Govs. Ronald Reagan and Pete Wilson, among others, guided the state through difficult decisions to raise taxes when the budget demanded it. To be sure, it’s not always easy to tell the difference between those old-school fiscal-responsibility Republicans and the newer no-new-tax-ever brand, because a principled conservative who insists on the state paying its bills on time and adding only what programs we can afford will, more often than not, reject higher taxes as unfair to residents and damaging to economic growth. It is debatable whether either the higher income taxes demanded by Democrats to balance this year’s budget or the temporary sales tax increase floated by Gov. Arnold Schwarzenegger are appropriate.
But the fact that it is debatable is just the point. There is a debate to be had, and California needs its Republican lawmakers to join in. If there are $15 billion in program cuts that won’t simply transfer costs to next year’s budget or further into the future, let’s hear about them. If there aren’t, then Republican lawmakers must confront tax increases as a prudent step, just as they must acknowledge that much of the state’s current problem stems from the unwarranted reduction of the vehicle license fee that swept Schwarzenegger into office.
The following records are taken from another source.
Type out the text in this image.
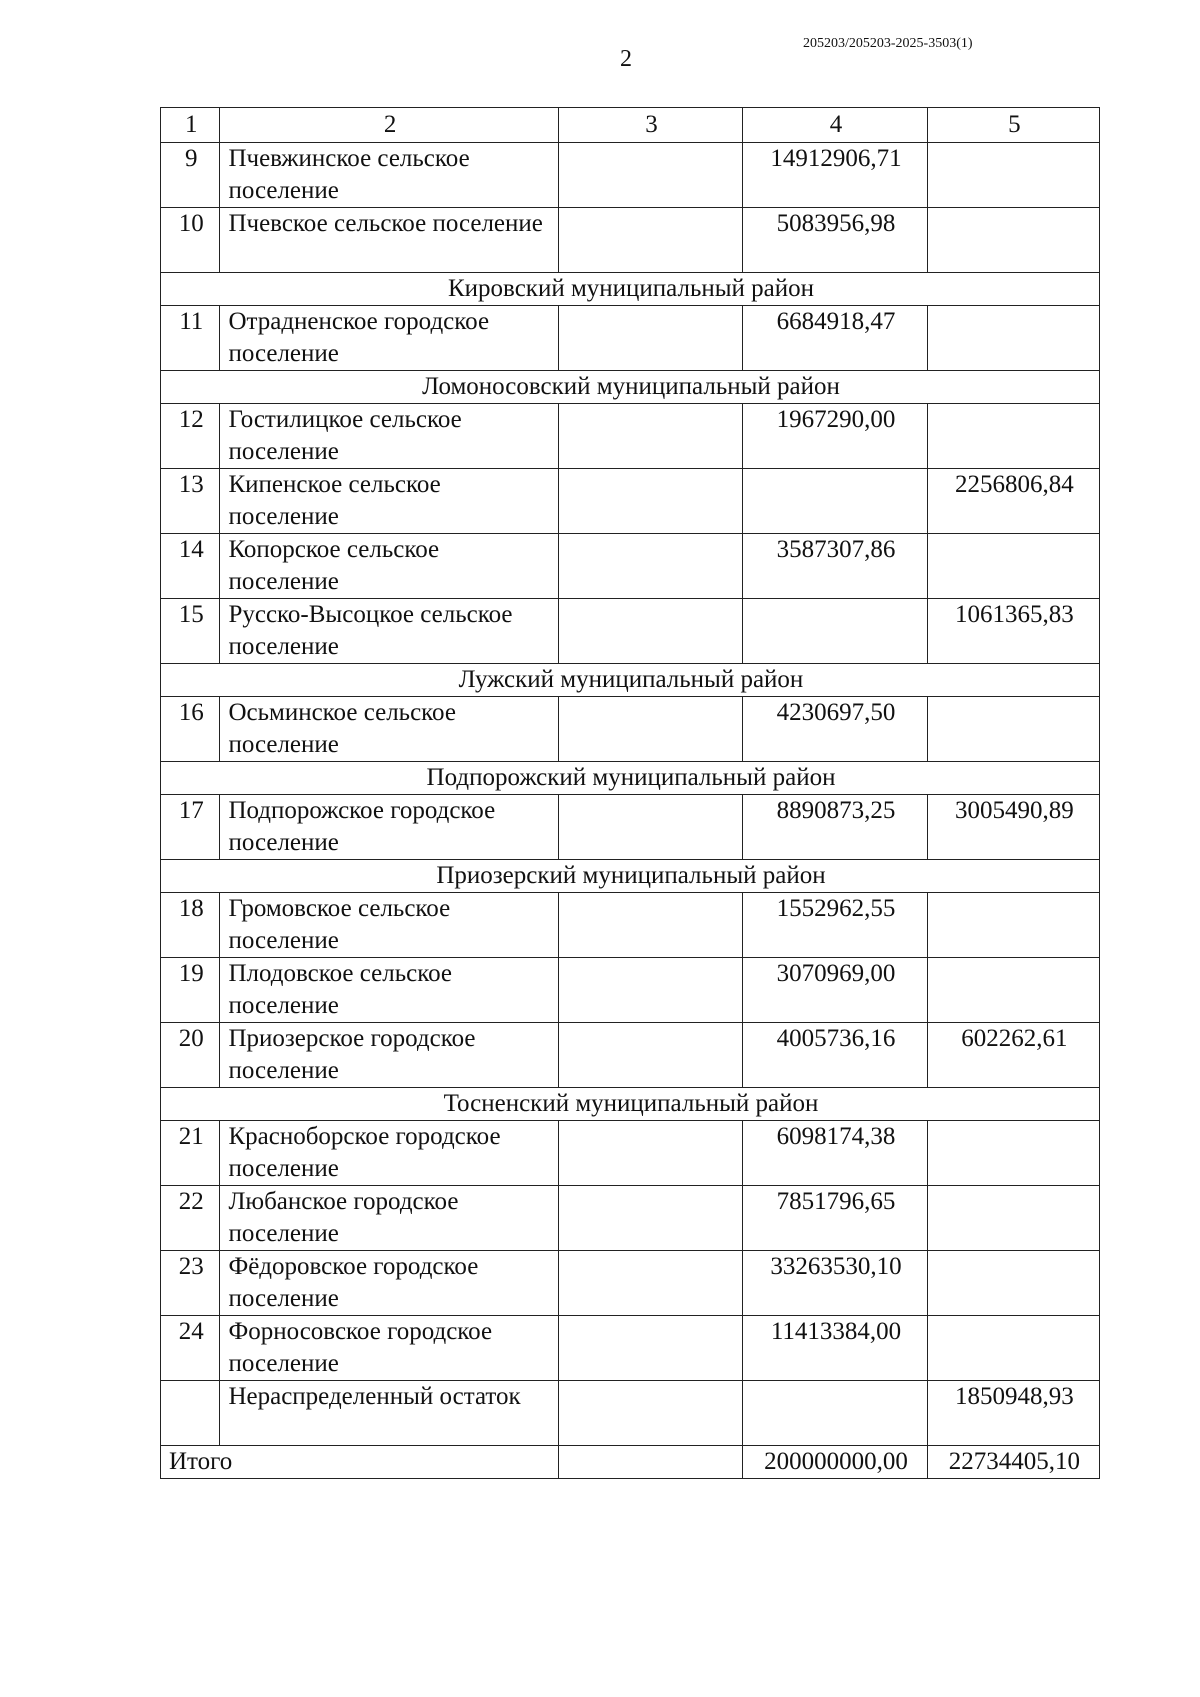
2
205203/205203-2025-3503(1)
1	2	3	4	5
9	Пчевжинское сельское поселение		14912906,71	
10	Пчевское сельское поселение		5083956,98	
Кировский муниципальный район				
11	Отрадненское городское поселение		6684918,47	
Ломоносовский муниципальный район				
12	Гостилицкое сельское поселение		1967290,00	
13	Кипенское сельское поселение			2256806,84
14	Копорское сельское поселение		3587307,86	
15	Русско-Высоцкое сельское поселение			1061365,83
Лужский муниципальный район				
16	Осьминское сельское поселение		4230697,50	
Подпорожский муниципальный район				
17	Подпорожское городское поселение		8890873,25	3005490,89
Приозерский муниципальный район				
18	Громовское сельское поселение		1552962,55	
19	Плодовское сельское поселение		3070969,00	
20	Приозерское городское поселение		4005736,16	602262,61
Тосненский муниципальный район				
21	Красноборское городское поселение		6098174,38	
22	Любанское городское поселение		7851796,65	
23	Фёдоровское городское поселение		33263530,10	
24	Форносовское городское поселение		11413384,00	
	Нераспределенный остаток			1850948,93
Итого			200000000,00	22734405,10
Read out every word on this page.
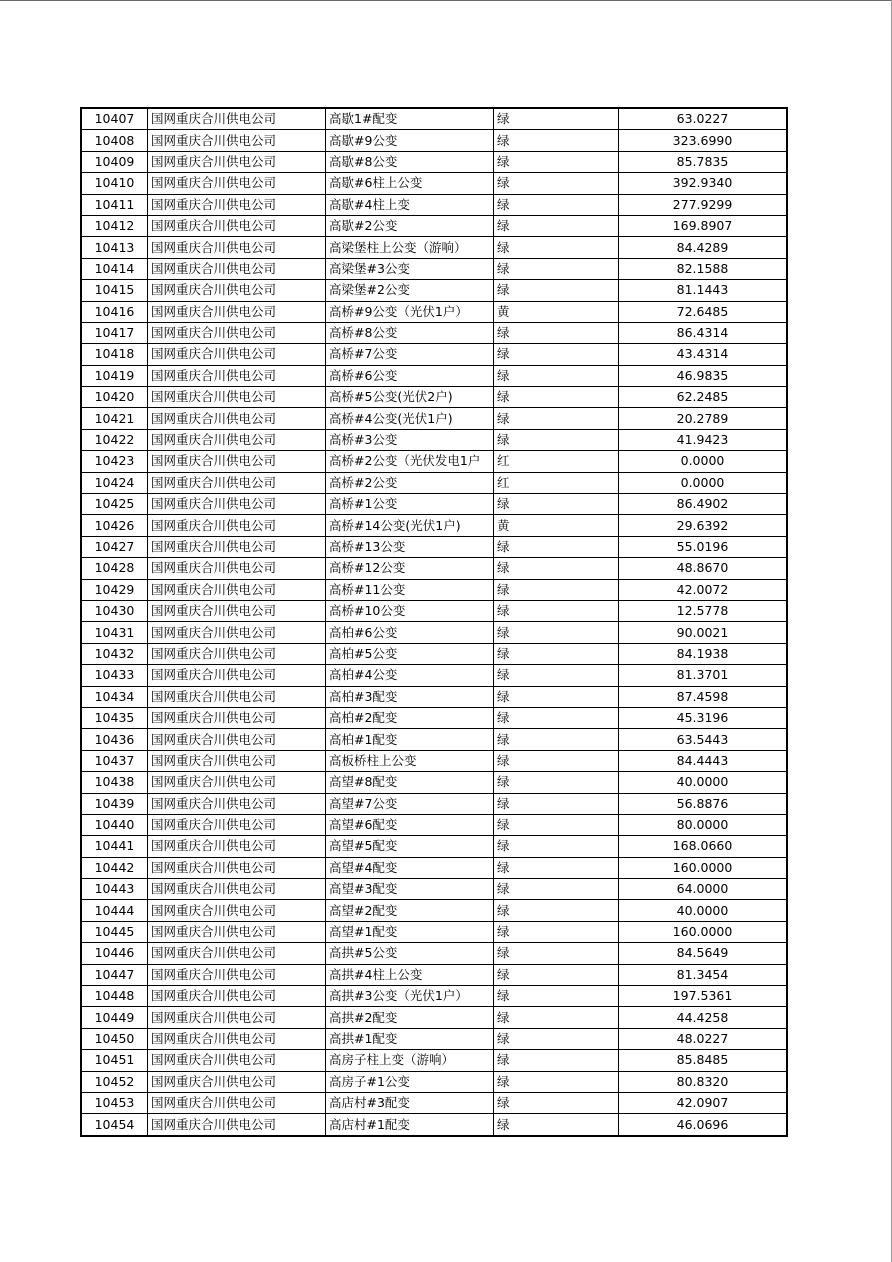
10407	国网重庆合川供电公司	高歇1#配变	绿	63.0227
10408	国网重庆合川供电公司	高歇#9公变	绿	323.6990
10409	国网重庆合川供电公司	高歇#8公变	绿	85.7835
10410	国网重庆合川供电公司	高歇#6柱上公变	绿	392.9340
10411	国网重庆合川供电公司	高歇#4柱上变	绿	277.9299
10412	国网重庆合川供电公司	高歇#2公变	绿	169.8907
10413	国网重庆合川供电公司	高梁堡柱上公变（游响）	绿	84.4289
10414	国网重庆合川供电公司	高梁堡#3公变	绿	82.1588
10415	国网重庆合川供电公司	高梁堡#2公变	绿	81.1443
10416	国网重庆合川供电公司	高桥#9公变（光伏1户）	黄	72.6485
10417	国网重庆合川供电公司	高桥#8公变	绿	86.4314
10418	国网重庆合川供电公司	高桥#7公变	绿	43.4314
10419	国网重庆合川供电公司	高桥#6公变	绿	46.9835
10420	国网重庆合川供电公司	高桥#5公变(光伏2户)	绿	62.2485
10421	国网重庆合川供电公司	高桥#4公变(光伏1户)	绿	20.2789
10422	国网重庆合川供电公司	高桥#3公变	绿	41.9423
10423	国网重庆合川供电公司	高桥#2公变（光伏发电1户	红	0.0000
10424	国网重庆合川供电公司	高桥#2公变	红	0.0000
10425	国网重庆合川供电公司	高桥#1公变	绿	86.4902
10426	国网重庆合川供电公司	高桥#14公变(光伏1户)	黄	29.6392
10427	国网重庆合川供电公司	高桥#13公变	绿	55.0196
10428	国网重庆合川供电公司	高桥#12公变	绿	48.8670
10429	国网重庆合川供电公司	高桥#11公变	绿	42.0072
10430	国网重庆合川供电公司	高桥#10公变	绿	12.5778
10431	国网重庆合川供电公司	高柏#6公变	绿	90.0021
10432	国网重庆合川供电公司	高柏#5公变	绿	84.1938
10433	国网重庆合川供电公司	高柏#4公变	绿	81.3701
10434	国网重庆合川供电公司	高柏#3配变	绿	87.4598
10435	国网重庆合川供电公司	高柏#2配变	绿	45.3196
10436	国网重庆合川供电公司	高柏#1配变	绿	63.5443
10437	国网重庆合川供电公司	高板桥柱上公变	绿	84.4443
10438	国网重庆合川供电公司	高望#8配变	绿	40.0000
10439	国网重庆合川供电公司	高望#7公变	绿	56.8876
10440	国网重庆合川供电公司	高望#6配变	绿	80.0000
10441	国网重庆合川供电公司	高望#5配变	绿	168.0660
10442	国网重庆合川供电公司	高望#4配变	绿	160.0000
10443	国网重庆合川供电公司	高望#3配变	绿	64.0000
10444	国网重庆合川供电公司	高望#2配变	绿	40.0000
10445	国网重庆合川供电公司	高望#1配变	绿	160.0000
10446	国网重庆合川供电公司	高拱#5公变	绿	84.5649
10447	国网重庆合川供电公司	高拱#4柱上公变	绿	81.3454
10448	国网重庆合川供电公司	高拱#3公变（光伏1户）	绿	197.5361
10449	国网重庆合川供电公司	高拱#2配变	绿	44.4258
10450	国网重庆合川供电公司	高拱#1配变	绿	48.0227
10451	国网重庆合川供电公司	高房子柱上变（游响）	绿	85.8485
10452	国网重庆合川供电公司	高房子#1公变	绿	80.8320
10453	国网重庆合川供电公司	高店村#3配变	绿	42.0907
10454	国网重庆合川供电公司	高店村#1配变	绿	46.0696
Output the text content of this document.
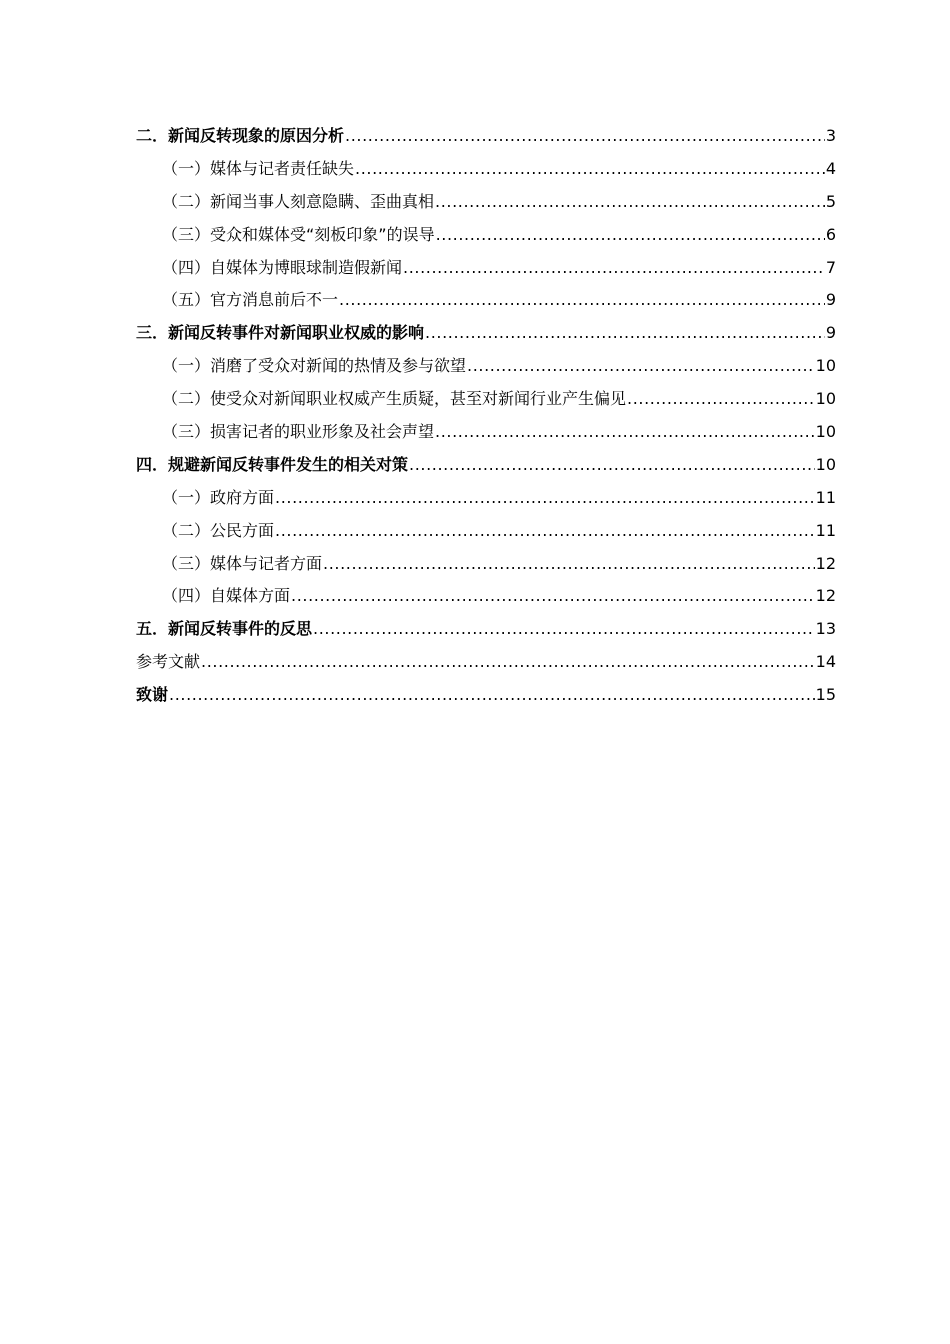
二．新闻反转现象的原因分析 .....	3
（一）媒体与记者责任缺失 .....	4
（二）新闻当事人刻意隐瞒、歪曲真相 .....	5
（三）受众和媒体受“刻板印象”的误导 .....	6
（四）自媒体为博眼球制造假新闻 .....	7
（五）官方消息前后不一 .....	9
三．新闻反转事件对新闻职业权威的影响 .....	9
（一）消磨了受众对新闻的热情及参与欲望 .....	10
（二）使受众对新闻职业权威产生质疑，甚至对新闻行业产生偏见 .....	10
（三）损害记者的职业形象及社会声望 .....	10
四．规避新闻反转事件发生的相关对策 .....	10
（一）政府方面 .....	11
（二）公民方面 .....	11
（三）媒体与记者方面 .....	12
（四）自媒体方面 .....	12
五．新闻反转事件的反思 .....	13
参考文献 .....	14
致谢 .....	15
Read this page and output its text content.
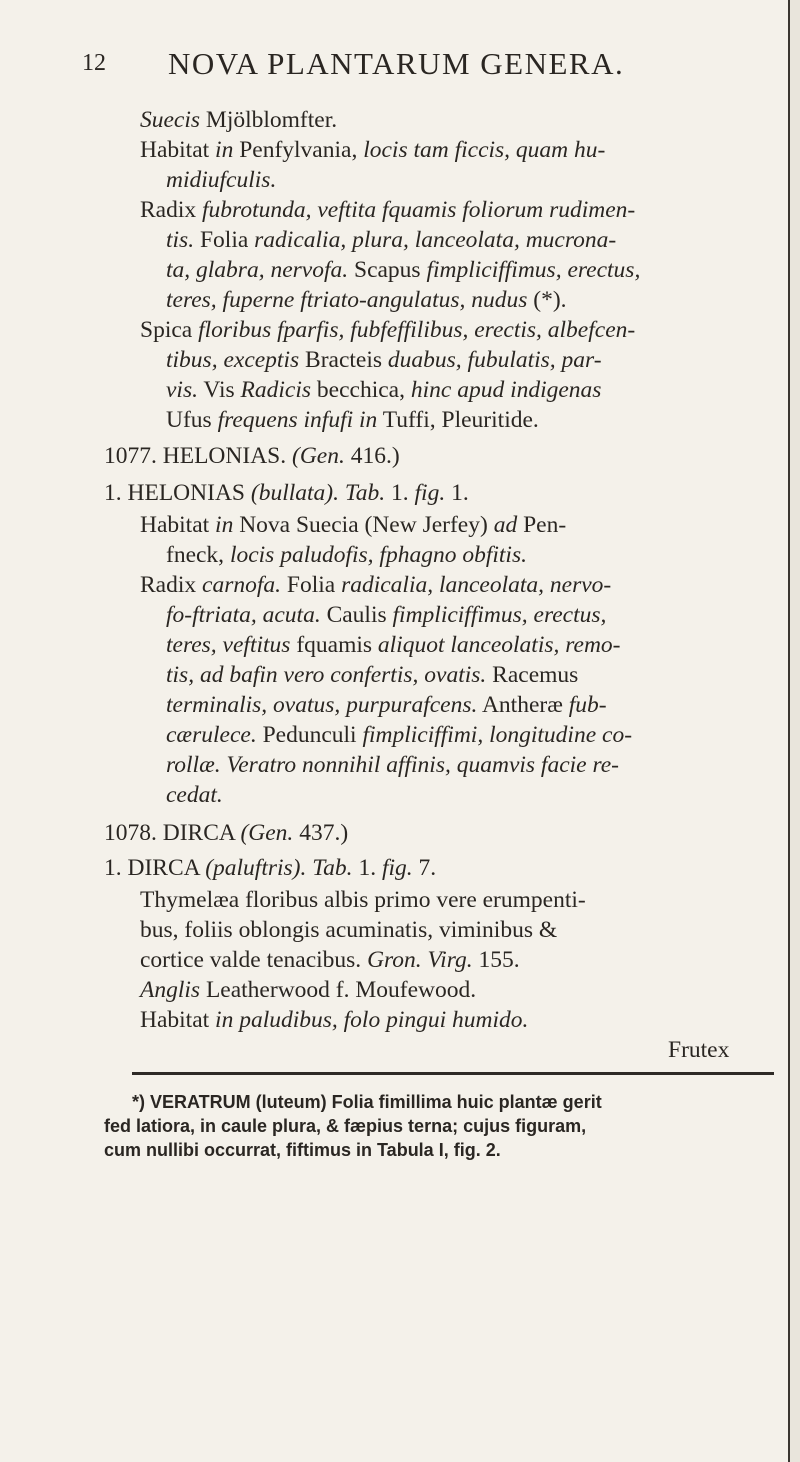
12 NOVA PLANTARUM GENERA.
Suecis Mjölblomfter.
Habitat in Penfylvania, locis tam ficcis, quam hu-
midiufculis.
Radix fubrotunda, veftita fquamis foliorum rudimen-
tis. Folia radicalia, plura, lanceolata, mucrona-
ta, glabra, nervofa. Scapus fimpliciffimus, erectus,
teres, fuperne ftriato-angulatus, nudus (*).
Spica floribus fparfis, fubfeffilibus, erectis, albefcen-
tibus, exceptis Bracteis duabus, fubulatis, par-
vis. Vis Radicis becchica, hinc apud indigenas
Ufus frequens infufi in Tuffi, Pleuritide.
1077. HELONIAS. (Gen. 416.)
1. HELONIAS (bullata). Tab. 1. fig. 1.
Habitat in Nova Suecia (New Jerfey) ad Pen-
fneck, locis paludofis, fphagno obfitis.
Radix carnofa. Folia radicalia, lanceolata, nervo-
fo-ftriata, acuta. Caulis fimpliciffimus, erectus,
teres, veftitus fquamis aliquot lanceolatis, remo-
tis, ad bafin vero confertis, ovatis. Racemus
terminalis, ovatus, purpurafcens. Antheræ fub-
cærulece. Pedunculi fimpliciffimi, longitudine co-
rollæ. Veratro nonnihil affinis, quamvis facie re-
cedat.
1078. DIRCA (Gen. 437.)
1. DIRCA (paluftris). Tab. 1. fig. 7.
Thymelæa floribus albis primo vere erumpenti-
bus, foliis oblongis acuminatis, viminibus &
cortice valde tenacibus. Gron. Virg. 155.
Anglis Leatherwood f. Moufewood.
Habitat in paludibus, folo pingui humido.
Frutex
*) VERATRUM (luteum) Folia fimillima huic plantæ gerit
fed latiora, in caule plura, & fæpius terna; cujus figuram,
cum nullibi occurrat, fiftimus in Tabula I, fig. 2.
There are alternatives, and they aren’t pretty. The state could eliminate its two-thirds vote requirement for approving a budget. There would be some sense in that; it is a threshold shared only by two other, quite small, states -- Arkansas and Rhode Island. But that would leave Democrats with sole power to dictate budgets and taxes, and even fiscally responsible Republicans wouldn’t be able to do anything about it. Or Democrats could continue their slow march toward capturing two-thirds in the Assembly and the Senate, leaving the same result. Republicans, please come home -- before it’s too late.